I have no idea what you are talking about. If you have some problem with my argument you could try making an argument for whatever your point of view is.
This exactly. If someone were to strongly argue that it was racism which was the reason for bombing Japan, they are talking out of their ass. TriPolar has not made that argument, but reports that there are people who do.
No one is claiming that there was no anti-Japanese racism in WWII. That’s an absurd straw-man.
There certainly was. Look at war-era propaganda.
What’s actually being denied is that racism was involved in the decision to end the war conclusively, or in dropping nuclear weapons. Since the bombs were set to be dropped on Germany, if they hadn’t been defeated already, the racism charge is vacuous.
This was not because of the Niihau Incident, it was pure racism. Don’t whitewash it.
My argument is that the racism did not play a part in the planning for the end of the war, nor had anything to do with the decision to firebomb the cities or drop the two atomic bombs.
It looks like the OP is long gone, but one answer to why it was necessary to force Japan to surrender sooner than later was the number of Allied civilian deaths. If you include deaths from famine and disease which could have been prevented had the Japanese not been occupying their counties, something like 100,000 Allied civilians (the majority of which were Chinese) were dying weekly.
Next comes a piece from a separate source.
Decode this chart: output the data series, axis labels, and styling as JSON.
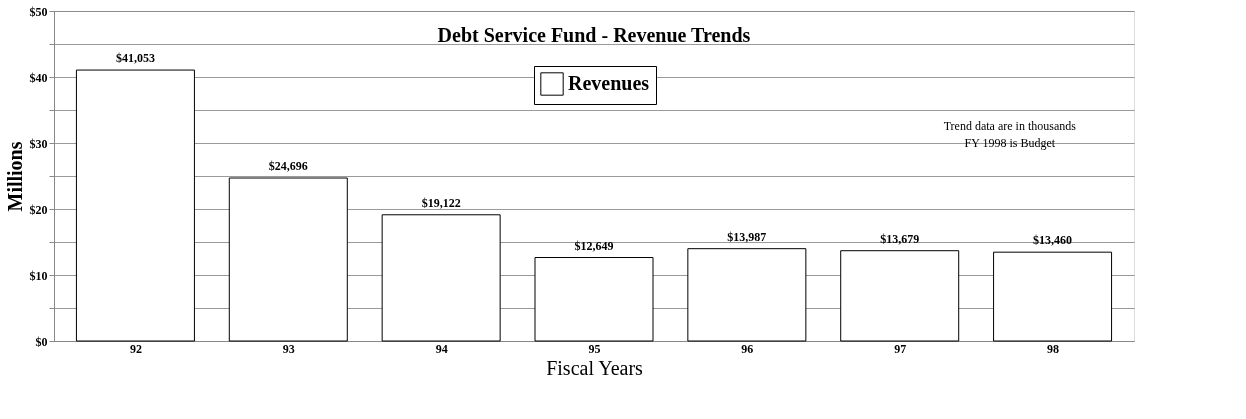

Had the bombs not been available, the Soviets not entered the war and the worst case of martial law in Japan, another 5 to 10 million people would likely have died.
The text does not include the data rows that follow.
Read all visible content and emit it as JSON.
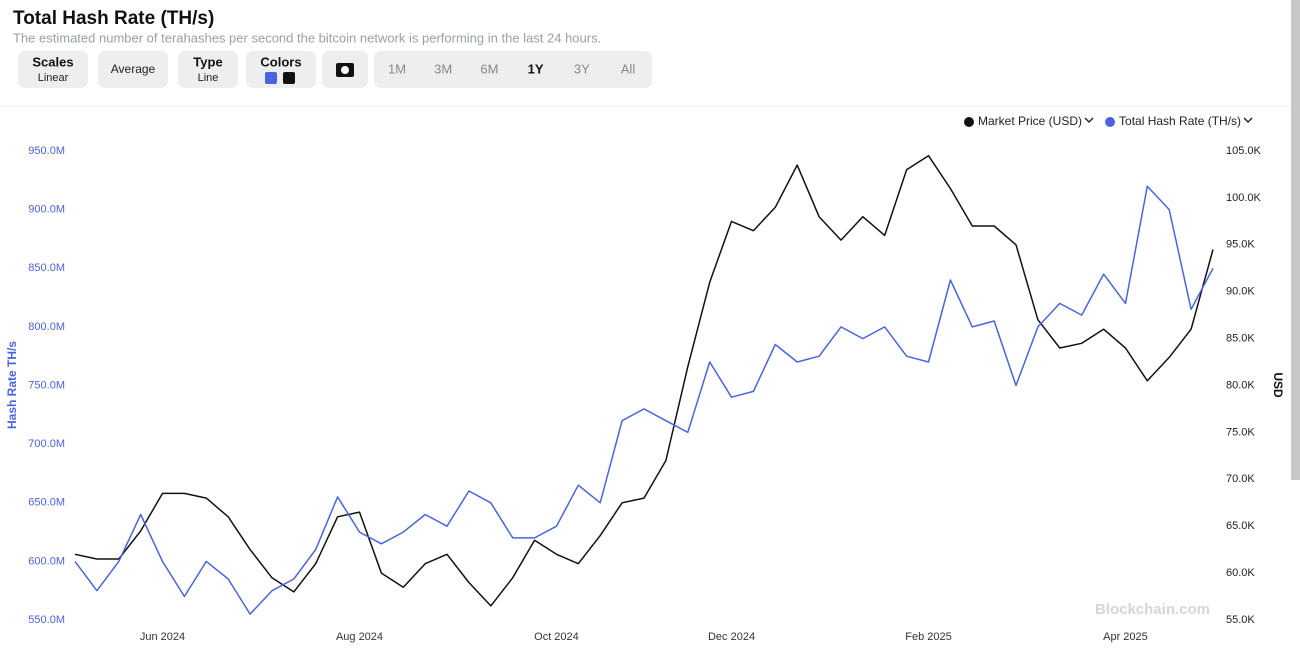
{
  "header": {
    "title": "Total Hash Rate (TH/s)",
    "subtitle": "The estimated number of terahashes per second the bitcoin network is performing in the last 24 hours."
  },
  "toolbar": {
    "buttons": [
      {
        "label": "Scales",
        "sub": "Linear"
      },
      {
        "label": "Average"
      },
      {
        "label": "Type",
        "sub": "Line"
      },
      {
        "label": "Colors"
      }
    ],
    "ranges": [
      "1M",
      "3M",
      "6M",
      "1Y",
      "3Y",
      "All"
    ],
    "active_range": "1Y"
  },
  "chart_data": {
    "type": "line",
    "categories": [
      null,
      null,
      null,
      null,
      "Jun 2024",
      null,
      null,
      null,
      null,
      null,
      null,
      null,
      null,
      "Aug 2024",
      null,
      null,
      null,
      null,
      null,
      null,
      null,
      null,
      "Oct 2024",
      null,
      null,
      null,
      null,
      null,
      null,
      null,
      "Dec 2024",
      null,
      null,
      null,
      null,
      null,
      null,
      null,
      null,
      "Feb 2025",
      null,
      null,
      null,
      null,
      null,
      null,
      null,
      null,
      "Apr 2025",
      null,
      null,
      null,
      null
    ],
    "ylabel": "Hash Rate TH/s",
    "y2label": "USD",
    "ylim": [
      550000000,
      950000000
    ],
    "yticks": [
      {
        "value": 550000000,
        "label": "550.0M"
      },
      {
        "value": 600000000,
        "label": "600.0M"
      },
      {
        "value": 650000000,
        "label": "650.0M"
      },
      {
        "value": 700000000,
        "label": "700.0M"
      },
      {
        "value": 750000000,
        "label": "750.0M"
      },
      {
        "value": 800000000,
        "label": "800.0M"
      },
      {
        "value": 850000000,
        "label": "850.0M"
      },
      {
        "value": 900000000,
        "label": "900.0M"
      },
      {
        "value": 950000000,
        "label": "950.0M"
      }
    ],
    "y2lim": [
      55000,
      105000
    ],
    "y2ticks": [
      {
        "value": 55000,
        "label": "55.0K"
      },
      {
        "value": 60000,
        "label": "60.0K"
      },
      {
        "value": 65000,
        "label": "65.0K"
      },
      {
        "value": 70000,
        "label": "70.0K"
      },
      {
        "value": 75000,
        "label": "75.0K"
      },
      {
        "value": 80000,
        "label": "80.0K"
      },
      {
        "value": 85000,
        "label": "85.0K"
      },
      {
        "value": 90000,
        "label": "90.0K"
      },
      {
        "value": 95000,
        "label": "95.0K"
      },
      {
        "value": 100000,
        "label": "100.0K"
      },
      {
        "value": 105000,
        "label": "105.0K"
      }
    ],
    "legend": "top-right",
    "series": [
      {
        "name": "Market Price (USD)",
        "color": "#111111",
        "axis": "y2",
        "values": [
          62000,
          61500,
          61500,
          64500,
          68500,
          68500,
          68000,
          66000,
          62500,
          59500,
          58000,
          61000,
          66000,
          66500,
          60000,
          58500,
          61000,
          62000,
          59000,
          56500,
          59500,
          63500,
          62000,
          61000,
          64000,
          67500,
          68000,
          72000,
          82000,
          91000,
          97500,
          96500,
          99000,
          103500,
          98000,
          95500,
          98000,
          96000,
          103000,
          104500,
          101000,
          97000,
          97000,
          95000,
          87000,
          84000,
          84500,
          86000,
          84000,
          80500,
          83000,
          86000,
          94500
        ]
      },
      {
        "name": "Total Hash Rate (TH/s)",
        "color": "#4a64e0",
        "axis": "y",
        "values": [
          600000000,
          575000000,
          600000000,
          640000000,
          600000000,
          570000000,
          600000000,
          585000000,
          555000000,
          575000000,
          585000000,
          610000000,
          655000000,
          625000000,
          615000000,
          625000000,
          640000000,
          630000000,
          660000000,
          650000000,
          620000000,
          620000000,
          630000000,
          665000000,
          650000000,
          720000000,
          730000000,
          720000000,
          710000000,
          770000000,
          740000000,
          745000000,
          785000000,
          770000000,
          775000000,
          800000000,
          790000000,
          800000000,
          775000000,
          770000000,
          840000000,
          800000000,
          805000000,
          750000000,
          800000000,
          820000000,
          810000000,
          845000000,
          820000000,
          920000000,
          900000000,
          815000000,
          850000000
        ]
      }
    ],
    "watermark": "Blockchain.com"
  }
}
It was not a pretty war, and the Allies had to do many ugly things in order to prevent even uglier atrocities.
I had relatives who died fighting in the Pacific. I was also married to a Japanese, and both of my ex-parents-in-law survived the firebombings of Tokyo. My ex-MIL’ family went one way in their escape and their neighbors went another. The neighbors didn’t survive. As the oldest son, my ex-FIL threw the yet unexploded napalm bomb out of their makeshift shelter in their backyard. It blew up minutes later in the street.
I had a great friend who survived the bomb at Nagasaki. (I lived less than a mile from the epicenter.) The father of one girlfriend was a Zero pilot who did make it through the war.
After first spending time there in 1981, I lived in Japan for a total of more than 25 years, and watched TV programs giving the Japanese side to the events as well as studying from the American side.
Given the situation on August 6th, 1945, and especially looking at how things played out after, as horrible as it was, it was a necessary evil, a few shared by many Japanese leaders and scholars.
I’m still here. Thanks for your long, detailed feedback.
My view that may seem bizarre, but I think the A-bombings were 100% justified while the Operation Meetinghouse firebombing of Tokyo was a sadistic atrocity and unjustified. Even though both killed tens of thousands.
Actually there were plenty of German and Italian nationals locked up and sent to concentration camps on very flimsy grounds, though obviously not to the extent that Japanese Americans were.
Indeed? We had German POW camps and Japanese Internment camps in Arkansas, but I never heard of camps for Germans or Italians. Were German or Italian nationals imprisoned in existing Federal prisons?